One of the problems that has plagued the enforcement of the current CFATS regulations is the interpretation that the prohibition against requiring specific security measures for approval of site security plans also applied to DHS providing suggestions to facilities about how to get their programs within compliance. Some inspectors have been more aggressive than others in limiting their suggestions to avoid the appearance of requiring a security measure and this makes it harder for facilities to know what changes need to be made to get their SSP authorized.

The language of {§2102(c)(2)(A)(ii)} will certainly make this clearer for facilities submitting alternative security plans (ASP) and I think that most inspectors (and inspectees) will assume that it is okay for an inspector to let a facility know what types of things have been used at other facilities to respond to a specific security situation.

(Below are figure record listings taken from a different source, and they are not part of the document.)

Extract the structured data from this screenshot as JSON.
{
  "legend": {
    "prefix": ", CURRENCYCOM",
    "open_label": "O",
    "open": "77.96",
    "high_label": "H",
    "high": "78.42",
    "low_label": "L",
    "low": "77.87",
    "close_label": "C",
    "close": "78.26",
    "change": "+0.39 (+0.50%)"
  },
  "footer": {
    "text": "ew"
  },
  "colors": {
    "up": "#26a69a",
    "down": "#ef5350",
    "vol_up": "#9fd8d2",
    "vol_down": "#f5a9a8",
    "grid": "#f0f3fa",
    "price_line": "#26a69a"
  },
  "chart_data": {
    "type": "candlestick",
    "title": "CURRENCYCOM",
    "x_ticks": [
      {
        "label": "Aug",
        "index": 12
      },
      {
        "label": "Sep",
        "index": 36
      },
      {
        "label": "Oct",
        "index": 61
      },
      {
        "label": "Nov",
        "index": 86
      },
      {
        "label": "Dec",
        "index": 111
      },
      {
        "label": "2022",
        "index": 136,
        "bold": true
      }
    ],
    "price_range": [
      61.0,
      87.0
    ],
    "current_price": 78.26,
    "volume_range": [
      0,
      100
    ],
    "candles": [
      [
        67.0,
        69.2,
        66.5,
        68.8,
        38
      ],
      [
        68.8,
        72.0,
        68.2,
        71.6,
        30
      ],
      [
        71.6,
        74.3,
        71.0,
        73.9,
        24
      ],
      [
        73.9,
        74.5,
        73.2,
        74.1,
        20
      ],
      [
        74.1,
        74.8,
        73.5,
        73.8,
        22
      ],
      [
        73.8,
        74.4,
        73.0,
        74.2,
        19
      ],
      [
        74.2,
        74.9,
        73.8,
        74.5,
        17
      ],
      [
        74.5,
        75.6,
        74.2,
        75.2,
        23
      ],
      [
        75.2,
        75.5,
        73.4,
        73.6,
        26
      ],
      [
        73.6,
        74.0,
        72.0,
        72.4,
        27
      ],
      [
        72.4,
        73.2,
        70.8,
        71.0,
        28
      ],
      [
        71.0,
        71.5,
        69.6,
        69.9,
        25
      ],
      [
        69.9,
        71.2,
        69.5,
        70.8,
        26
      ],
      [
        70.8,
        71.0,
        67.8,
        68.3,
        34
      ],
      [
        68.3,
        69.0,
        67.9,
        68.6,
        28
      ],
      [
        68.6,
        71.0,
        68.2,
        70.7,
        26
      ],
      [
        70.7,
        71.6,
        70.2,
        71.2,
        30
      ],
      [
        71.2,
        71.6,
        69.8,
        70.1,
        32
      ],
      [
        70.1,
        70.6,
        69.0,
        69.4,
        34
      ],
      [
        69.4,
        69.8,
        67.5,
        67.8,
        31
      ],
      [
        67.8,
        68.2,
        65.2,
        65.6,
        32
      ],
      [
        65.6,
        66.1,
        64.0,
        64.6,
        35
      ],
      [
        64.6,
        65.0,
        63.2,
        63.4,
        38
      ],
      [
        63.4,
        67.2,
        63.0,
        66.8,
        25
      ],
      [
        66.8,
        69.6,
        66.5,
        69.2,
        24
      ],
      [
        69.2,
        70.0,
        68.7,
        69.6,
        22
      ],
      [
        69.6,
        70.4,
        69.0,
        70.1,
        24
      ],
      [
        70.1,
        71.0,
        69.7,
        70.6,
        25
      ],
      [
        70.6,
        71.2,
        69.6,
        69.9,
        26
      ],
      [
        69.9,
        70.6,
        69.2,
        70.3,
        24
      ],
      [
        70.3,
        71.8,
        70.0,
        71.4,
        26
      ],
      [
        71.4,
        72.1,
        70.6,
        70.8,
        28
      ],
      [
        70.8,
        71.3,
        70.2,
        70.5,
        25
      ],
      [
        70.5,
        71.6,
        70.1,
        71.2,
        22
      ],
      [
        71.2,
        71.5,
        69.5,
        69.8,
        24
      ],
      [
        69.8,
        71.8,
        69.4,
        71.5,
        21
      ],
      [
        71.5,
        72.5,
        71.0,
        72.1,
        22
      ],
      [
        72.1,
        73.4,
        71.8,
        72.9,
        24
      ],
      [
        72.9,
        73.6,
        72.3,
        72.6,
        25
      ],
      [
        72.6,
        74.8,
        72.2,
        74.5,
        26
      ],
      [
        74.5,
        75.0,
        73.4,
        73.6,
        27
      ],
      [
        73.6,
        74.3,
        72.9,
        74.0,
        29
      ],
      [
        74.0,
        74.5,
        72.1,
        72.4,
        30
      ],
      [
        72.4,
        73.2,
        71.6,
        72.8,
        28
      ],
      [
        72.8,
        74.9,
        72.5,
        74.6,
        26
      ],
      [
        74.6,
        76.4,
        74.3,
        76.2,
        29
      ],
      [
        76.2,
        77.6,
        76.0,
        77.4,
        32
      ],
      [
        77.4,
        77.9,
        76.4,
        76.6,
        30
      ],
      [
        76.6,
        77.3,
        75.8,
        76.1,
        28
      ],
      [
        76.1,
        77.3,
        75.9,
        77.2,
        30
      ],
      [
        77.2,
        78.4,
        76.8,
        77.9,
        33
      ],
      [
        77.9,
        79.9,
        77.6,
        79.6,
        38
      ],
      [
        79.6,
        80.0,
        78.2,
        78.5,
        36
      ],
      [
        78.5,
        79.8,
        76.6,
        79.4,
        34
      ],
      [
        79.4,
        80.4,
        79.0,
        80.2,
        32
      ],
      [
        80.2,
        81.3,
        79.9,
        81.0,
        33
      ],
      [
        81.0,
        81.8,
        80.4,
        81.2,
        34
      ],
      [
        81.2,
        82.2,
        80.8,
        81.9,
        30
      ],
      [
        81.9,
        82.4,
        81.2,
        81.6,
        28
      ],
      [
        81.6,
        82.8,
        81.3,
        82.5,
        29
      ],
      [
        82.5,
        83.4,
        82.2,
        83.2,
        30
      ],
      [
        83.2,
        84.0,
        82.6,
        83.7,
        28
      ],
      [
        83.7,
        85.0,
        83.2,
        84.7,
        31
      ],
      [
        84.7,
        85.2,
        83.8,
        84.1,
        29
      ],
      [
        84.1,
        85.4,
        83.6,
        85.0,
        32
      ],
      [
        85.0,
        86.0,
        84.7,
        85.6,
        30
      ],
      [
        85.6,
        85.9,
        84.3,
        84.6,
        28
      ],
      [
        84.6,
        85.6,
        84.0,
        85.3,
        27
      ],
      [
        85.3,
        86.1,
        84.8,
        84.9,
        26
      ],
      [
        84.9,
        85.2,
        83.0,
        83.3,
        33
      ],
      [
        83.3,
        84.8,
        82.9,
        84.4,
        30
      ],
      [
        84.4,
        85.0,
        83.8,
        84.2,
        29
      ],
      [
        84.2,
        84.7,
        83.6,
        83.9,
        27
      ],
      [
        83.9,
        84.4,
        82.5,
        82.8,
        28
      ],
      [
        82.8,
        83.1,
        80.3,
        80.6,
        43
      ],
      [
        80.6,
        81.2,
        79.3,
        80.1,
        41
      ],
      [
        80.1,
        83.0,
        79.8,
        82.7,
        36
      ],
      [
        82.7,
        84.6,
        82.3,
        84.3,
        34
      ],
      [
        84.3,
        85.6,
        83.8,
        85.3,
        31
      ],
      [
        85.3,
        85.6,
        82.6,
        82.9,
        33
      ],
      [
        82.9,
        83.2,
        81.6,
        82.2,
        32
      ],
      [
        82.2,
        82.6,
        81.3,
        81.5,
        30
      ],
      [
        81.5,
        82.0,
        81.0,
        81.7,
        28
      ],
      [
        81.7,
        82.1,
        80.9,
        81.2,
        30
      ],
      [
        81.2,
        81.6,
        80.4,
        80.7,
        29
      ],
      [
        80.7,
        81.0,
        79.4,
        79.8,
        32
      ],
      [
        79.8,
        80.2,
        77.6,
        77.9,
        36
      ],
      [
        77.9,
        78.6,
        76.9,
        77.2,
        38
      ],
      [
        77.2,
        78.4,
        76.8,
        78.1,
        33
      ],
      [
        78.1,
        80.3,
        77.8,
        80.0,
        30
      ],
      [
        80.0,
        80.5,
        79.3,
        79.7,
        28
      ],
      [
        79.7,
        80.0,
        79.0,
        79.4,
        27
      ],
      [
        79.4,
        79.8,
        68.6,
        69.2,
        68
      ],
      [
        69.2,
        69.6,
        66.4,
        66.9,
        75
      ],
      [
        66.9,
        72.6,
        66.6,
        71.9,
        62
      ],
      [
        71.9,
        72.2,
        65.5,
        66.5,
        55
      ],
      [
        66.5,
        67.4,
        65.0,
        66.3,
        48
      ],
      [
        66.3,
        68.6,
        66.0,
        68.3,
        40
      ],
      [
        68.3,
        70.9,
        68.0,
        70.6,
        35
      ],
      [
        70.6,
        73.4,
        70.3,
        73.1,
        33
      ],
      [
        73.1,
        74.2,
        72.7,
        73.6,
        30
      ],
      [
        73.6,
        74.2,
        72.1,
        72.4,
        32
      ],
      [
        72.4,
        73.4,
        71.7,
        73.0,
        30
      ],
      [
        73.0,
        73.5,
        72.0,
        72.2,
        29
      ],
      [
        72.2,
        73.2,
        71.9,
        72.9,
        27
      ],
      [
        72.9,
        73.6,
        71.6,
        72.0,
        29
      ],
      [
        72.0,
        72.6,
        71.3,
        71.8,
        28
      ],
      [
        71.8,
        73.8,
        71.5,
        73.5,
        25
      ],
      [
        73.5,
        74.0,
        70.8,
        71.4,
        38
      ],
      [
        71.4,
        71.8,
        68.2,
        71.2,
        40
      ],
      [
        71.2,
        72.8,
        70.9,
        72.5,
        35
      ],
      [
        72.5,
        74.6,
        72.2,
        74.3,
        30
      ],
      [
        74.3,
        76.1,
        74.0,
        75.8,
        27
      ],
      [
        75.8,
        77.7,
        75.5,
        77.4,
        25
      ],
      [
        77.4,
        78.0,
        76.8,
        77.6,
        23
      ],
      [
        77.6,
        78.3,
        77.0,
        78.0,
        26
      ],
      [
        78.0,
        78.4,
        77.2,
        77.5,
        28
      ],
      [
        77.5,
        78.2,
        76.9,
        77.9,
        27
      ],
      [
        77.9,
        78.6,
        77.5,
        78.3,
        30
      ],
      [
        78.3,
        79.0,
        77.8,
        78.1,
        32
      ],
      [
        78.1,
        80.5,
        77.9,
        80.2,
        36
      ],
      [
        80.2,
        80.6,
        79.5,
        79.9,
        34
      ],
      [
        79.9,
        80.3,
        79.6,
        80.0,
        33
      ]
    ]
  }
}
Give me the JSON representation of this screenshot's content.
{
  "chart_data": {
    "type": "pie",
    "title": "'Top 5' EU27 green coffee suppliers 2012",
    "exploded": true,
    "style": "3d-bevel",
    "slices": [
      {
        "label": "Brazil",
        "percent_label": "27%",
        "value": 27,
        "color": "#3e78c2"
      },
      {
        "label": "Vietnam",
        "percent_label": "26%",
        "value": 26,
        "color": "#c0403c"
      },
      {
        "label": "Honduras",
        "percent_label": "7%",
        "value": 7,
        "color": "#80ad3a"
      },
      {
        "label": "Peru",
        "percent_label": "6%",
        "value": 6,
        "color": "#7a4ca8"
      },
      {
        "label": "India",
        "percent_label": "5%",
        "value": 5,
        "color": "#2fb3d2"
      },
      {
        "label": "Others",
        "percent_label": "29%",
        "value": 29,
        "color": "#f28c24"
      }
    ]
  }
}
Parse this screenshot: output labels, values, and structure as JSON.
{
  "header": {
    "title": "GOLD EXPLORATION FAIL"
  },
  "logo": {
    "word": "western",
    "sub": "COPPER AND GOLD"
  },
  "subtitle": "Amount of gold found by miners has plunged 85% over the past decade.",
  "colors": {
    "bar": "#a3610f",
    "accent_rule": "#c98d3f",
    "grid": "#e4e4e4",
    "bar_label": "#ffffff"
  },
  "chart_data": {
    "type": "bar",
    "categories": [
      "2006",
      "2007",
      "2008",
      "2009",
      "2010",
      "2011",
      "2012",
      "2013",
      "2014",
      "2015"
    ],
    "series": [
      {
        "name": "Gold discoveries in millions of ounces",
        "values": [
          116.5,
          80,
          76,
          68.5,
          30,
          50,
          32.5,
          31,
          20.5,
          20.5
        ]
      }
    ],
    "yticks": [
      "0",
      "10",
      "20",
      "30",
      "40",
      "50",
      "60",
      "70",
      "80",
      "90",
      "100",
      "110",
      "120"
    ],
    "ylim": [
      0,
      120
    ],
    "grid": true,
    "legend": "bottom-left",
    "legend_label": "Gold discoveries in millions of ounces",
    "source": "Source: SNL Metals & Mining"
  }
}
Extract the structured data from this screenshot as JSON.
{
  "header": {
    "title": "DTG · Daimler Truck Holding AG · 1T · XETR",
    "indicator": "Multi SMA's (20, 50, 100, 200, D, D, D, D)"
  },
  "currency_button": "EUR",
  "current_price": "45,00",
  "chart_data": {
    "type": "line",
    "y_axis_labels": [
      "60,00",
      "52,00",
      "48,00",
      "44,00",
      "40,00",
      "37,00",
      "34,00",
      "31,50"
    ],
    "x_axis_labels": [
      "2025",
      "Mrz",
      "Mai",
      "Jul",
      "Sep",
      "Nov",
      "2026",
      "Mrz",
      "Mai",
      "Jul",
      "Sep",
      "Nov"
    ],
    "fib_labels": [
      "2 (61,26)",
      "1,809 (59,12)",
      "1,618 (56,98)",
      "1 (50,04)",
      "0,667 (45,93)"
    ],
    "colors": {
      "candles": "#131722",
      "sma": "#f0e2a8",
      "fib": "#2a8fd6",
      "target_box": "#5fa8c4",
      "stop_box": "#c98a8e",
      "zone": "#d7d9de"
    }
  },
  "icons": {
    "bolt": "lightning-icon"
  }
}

Consultation with Labor Organizations

The language of §2102(e)(1) and §2109 could have only been added in the Democrat controlled Senate. Having said that, since the relationship with the labor organizations is only consultative, this language should not raise any significant ire in the Republican controlled House. There were lots of other labor inspired additions that could have been added to the bill that could have interfered with its adoption by the House.

Moving Forward

The earlier in September that this bill comes to the floor of the Senate for a vote (which will almost certainly have bipartisan support) the better the bill’s chances of getting through Conference before the November elections.